Embedding a literal "\u" in a unicode raw string.
Romano Giannetti
romano.giannetti at gmail.com
Mon Feb 25 08:13:38 EST 2008
Thinker <thinker <at> branda.to> writes:
>
>
> > s = ur"añado $\uparrow$"
> >
> > Which gave an error because the \u escape is interpreted in raw
> > unicode strings, too. So I found that the only way to solve this is
> > to write:
> >
> > s = unicode(r"añado $\uparrow$", "utf-8")
> >
> > or
> >
> > s = ur"añado $\u005cuparrow$"
> >
> >
> The backslash '\' is a meta-char that escapes the string. You can
> escape the char as following string
> u"....\\u....'
> insert another '\' before it.
>
(Answering this and the other off thread answer by Diez)
Well, I have simplified too much. The problem is, when writing LaTeX snippets, a
lot of backslashed are involved. So the un-raw string is difficult to read
because all those doubled \\, and the raw string is just handy.
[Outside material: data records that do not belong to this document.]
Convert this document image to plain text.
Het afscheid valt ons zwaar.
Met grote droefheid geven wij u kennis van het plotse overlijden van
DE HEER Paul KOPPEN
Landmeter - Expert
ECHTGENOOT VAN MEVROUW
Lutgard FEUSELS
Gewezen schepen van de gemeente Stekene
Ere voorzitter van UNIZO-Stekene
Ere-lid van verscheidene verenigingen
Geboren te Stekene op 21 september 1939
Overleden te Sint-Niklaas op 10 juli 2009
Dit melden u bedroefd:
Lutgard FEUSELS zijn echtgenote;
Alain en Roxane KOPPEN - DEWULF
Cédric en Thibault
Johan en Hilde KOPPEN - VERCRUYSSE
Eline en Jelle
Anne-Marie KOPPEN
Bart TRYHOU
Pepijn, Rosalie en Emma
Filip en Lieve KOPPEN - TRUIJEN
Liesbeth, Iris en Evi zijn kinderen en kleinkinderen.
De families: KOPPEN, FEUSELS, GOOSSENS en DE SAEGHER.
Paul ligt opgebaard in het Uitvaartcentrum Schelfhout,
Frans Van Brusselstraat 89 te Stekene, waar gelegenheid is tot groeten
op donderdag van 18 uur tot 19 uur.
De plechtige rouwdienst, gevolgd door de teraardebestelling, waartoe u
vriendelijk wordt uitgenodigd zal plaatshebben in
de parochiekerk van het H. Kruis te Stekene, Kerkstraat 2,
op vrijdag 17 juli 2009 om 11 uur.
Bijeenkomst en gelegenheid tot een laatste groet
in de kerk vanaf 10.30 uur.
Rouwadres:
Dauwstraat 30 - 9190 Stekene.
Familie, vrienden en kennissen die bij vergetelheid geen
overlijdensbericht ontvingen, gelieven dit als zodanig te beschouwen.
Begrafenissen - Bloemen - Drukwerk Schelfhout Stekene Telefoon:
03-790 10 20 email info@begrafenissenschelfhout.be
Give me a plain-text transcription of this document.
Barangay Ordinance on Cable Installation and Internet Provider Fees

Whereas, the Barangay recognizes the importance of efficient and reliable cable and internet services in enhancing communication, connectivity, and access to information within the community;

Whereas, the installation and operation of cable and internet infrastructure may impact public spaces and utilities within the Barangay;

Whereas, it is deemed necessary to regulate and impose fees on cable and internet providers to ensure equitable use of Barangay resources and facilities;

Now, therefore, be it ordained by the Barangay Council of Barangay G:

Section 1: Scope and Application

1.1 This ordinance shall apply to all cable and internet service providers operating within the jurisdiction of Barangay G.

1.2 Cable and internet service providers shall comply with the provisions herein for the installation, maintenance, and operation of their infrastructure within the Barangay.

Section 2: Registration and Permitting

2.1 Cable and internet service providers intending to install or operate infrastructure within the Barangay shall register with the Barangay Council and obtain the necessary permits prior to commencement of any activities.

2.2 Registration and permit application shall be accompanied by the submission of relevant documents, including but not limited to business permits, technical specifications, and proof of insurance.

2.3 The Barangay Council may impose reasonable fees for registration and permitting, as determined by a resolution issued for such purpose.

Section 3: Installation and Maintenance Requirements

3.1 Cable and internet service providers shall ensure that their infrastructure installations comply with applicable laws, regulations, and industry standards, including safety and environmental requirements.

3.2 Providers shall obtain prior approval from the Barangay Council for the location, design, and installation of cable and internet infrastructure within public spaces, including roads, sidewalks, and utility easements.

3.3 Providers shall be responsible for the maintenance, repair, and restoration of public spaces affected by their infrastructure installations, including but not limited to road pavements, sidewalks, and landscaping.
Moreover, that
way I can copy-and-paste LaTeX code between ur""" """ marks,
Searching more, I even found a thread in python-dev where Guido himself seemed
convinced that this "\u" interpratation in raw strings is at least a bit
disappointing:
http://mail.python.org/pipermail/python-dev/2007-May/073042.html
but I have seen later that it will still here in 3.0. That means that all my
unicode(r"\uparrow", "utf-8") will break... sigh.